Freitag, 24. Januar 2020

"Gebt dem Cyber-Peace eine Chance!"

Die Polizei spricht offiziös von "Quellen-TKÜ". Kritiker nennen es "Bundestrojaner". Die Militärs sagen "Computer-Netzwerk-Interventionen" dazu, Kritiker "Hackback". Gemeint ist immer das gleiche: über Sicherheitslücken in fremde Betriebssysteme eindringen und dort das Kommando übernehmen. Lange war das eine Domäne von Kriminellen und Nachrichtendiensten. Mittlerweile ist das Militär mit von der Partie. Auch das deutsche. Die anderen machen das auch, so lautet der Evergreen unter den Argumenten. Wir müssen mithalten. Die anderen haben angefangen.

Weil es aber allen Staaten ganz genauso geht, hat sich ein schwunghafter Handel mit Sicherheitslücken entwickelt. Und weil der sogenannte Cyberkrieg ohne backdoors in ausländischen Netzwerken nicht funktionieren kann, fuhrwerken immer mehr "Cyberkommandos" oder Hacker in staatlichem Auftrag im Internet herum. Die Situation ist so chaotisch geworden, dass selbst die USA - nach wie vor der einzige globale Internet-Hegemon - sich um Deeskalation bemühen und gewisse Spielregeln fordern.

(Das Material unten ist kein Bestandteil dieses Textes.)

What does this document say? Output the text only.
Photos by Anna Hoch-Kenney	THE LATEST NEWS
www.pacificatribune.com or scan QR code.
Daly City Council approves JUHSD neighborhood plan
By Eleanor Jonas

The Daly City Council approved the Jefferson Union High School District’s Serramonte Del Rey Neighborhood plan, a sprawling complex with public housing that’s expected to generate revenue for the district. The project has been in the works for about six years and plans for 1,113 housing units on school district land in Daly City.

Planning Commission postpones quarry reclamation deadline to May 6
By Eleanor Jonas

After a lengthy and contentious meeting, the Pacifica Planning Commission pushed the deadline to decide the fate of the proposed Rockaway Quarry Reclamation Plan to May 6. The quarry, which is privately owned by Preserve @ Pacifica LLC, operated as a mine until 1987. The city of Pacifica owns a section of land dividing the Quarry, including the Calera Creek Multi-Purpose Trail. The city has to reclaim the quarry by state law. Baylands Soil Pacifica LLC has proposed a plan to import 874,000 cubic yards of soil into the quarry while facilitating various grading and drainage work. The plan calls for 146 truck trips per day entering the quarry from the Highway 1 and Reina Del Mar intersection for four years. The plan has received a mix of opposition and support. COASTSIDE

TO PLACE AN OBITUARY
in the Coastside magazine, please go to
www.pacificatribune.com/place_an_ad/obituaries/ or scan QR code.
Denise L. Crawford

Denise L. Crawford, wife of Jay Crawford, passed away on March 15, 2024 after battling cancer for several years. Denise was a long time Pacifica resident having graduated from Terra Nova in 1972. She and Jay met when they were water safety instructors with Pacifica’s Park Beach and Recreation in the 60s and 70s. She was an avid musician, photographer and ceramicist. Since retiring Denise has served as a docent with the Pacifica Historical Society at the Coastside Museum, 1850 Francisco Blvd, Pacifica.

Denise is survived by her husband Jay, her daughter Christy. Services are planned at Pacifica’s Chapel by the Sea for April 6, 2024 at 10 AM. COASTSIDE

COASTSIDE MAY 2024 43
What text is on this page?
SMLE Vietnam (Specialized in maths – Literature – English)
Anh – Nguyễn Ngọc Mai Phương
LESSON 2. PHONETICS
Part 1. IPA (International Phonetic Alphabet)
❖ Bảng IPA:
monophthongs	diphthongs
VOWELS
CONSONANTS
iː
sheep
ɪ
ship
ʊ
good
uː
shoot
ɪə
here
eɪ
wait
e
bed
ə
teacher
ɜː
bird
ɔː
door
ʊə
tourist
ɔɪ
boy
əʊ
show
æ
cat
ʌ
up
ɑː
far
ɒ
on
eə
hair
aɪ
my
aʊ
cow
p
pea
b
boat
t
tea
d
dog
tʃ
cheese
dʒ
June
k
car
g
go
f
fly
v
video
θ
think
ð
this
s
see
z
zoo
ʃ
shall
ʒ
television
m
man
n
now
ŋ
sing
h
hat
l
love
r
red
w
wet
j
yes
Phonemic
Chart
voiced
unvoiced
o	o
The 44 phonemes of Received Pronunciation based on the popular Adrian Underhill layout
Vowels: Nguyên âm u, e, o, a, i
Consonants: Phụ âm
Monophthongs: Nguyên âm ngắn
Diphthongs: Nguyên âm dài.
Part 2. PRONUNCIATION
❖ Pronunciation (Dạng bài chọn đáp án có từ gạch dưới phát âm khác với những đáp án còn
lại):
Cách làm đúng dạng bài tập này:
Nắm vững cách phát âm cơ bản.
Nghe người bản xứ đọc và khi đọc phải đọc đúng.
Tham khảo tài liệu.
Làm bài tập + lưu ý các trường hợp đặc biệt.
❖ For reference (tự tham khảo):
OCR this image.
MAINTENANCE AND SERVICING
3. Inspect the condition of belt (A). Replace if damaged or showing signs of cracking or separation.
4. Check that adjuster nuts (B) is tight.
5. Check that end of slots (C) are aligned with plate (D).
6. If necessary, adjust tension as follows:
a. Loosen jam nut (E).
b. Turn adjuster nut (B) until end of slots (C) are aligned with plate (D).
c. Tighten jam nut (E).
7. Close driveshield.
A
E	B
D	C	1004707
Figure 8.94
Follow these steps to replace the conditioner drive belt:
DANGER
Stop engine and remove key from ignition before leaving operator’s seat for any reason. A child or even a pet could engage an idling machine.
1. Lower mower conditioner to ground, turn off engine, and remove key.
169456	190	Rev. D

Heute morgen brachte bei WDR 5 ein neues Radiofeature von mir zum Thema, das hier zu finden ist.

Ich bin ein bisschen stolz auf die Hörspiel-Elemente, die wir für das Feature gebastelt haben. Nur zur Klarstellung: die krassen Bedrohungs- und Zusammenbruchsszenarien über den Cyberwar sind nur bedingt realistisch! Sie gefallen Journalisten wie mir, weil sie wie ein spannender Thriller klingen. Sie gefallen Polizisten und Militärs, weil sie Argumente liefern, warum man mehr Geld und mehr Befugnisse braucht. Sie gefallen der IT-Sec-Branche, weil ... na ja, das versteht sich eigentlich von selbst.

Weniger spektakulär als Szenarien, in denen Menschen von ihren Smarten Kühlschränken erdrosselt werden, sind die realen Tendenzen der nationalen Abschottung. Und bei zwischenstaatlichen Konflikten haben Regierungen immer weniger Skrupel, die eigenen Kontrollmöglichkeiten über das Internet einzusetzen. Ein aktuelles Beispiel dafür stand ursprünglich in meinem Manuskript, musste ich dann aber leider kürzen.

Ein kleines südamerikanisches Land ist in Aufruhr. Trotz tagelanger Proteste und zahlreicher Todesopfer klammert sich die Regierung weiter an die Macht. Eine Gruppe von Putschisten erklärt sich zur legitimen Volksvertretung. In dieser Situation beschließen die Vereinigten Staaten Handelssanktionen - und stellen alle Internetdienstleistungen in das Land ab. Beliebte Computerprogramme funktionieren nicht mehr.
Ausgedacht? Dieses Szenario ist real. Es handelt sich um Venezuela. Im Zuge der amerikanischen Sanktionen sperrte zum Beispiel die amerikanische Firma Adobe im Oktober ihre Cloud für Anfragen von dort. Erst nach einigen Tagen wurde der Zugang wieder hergestellt.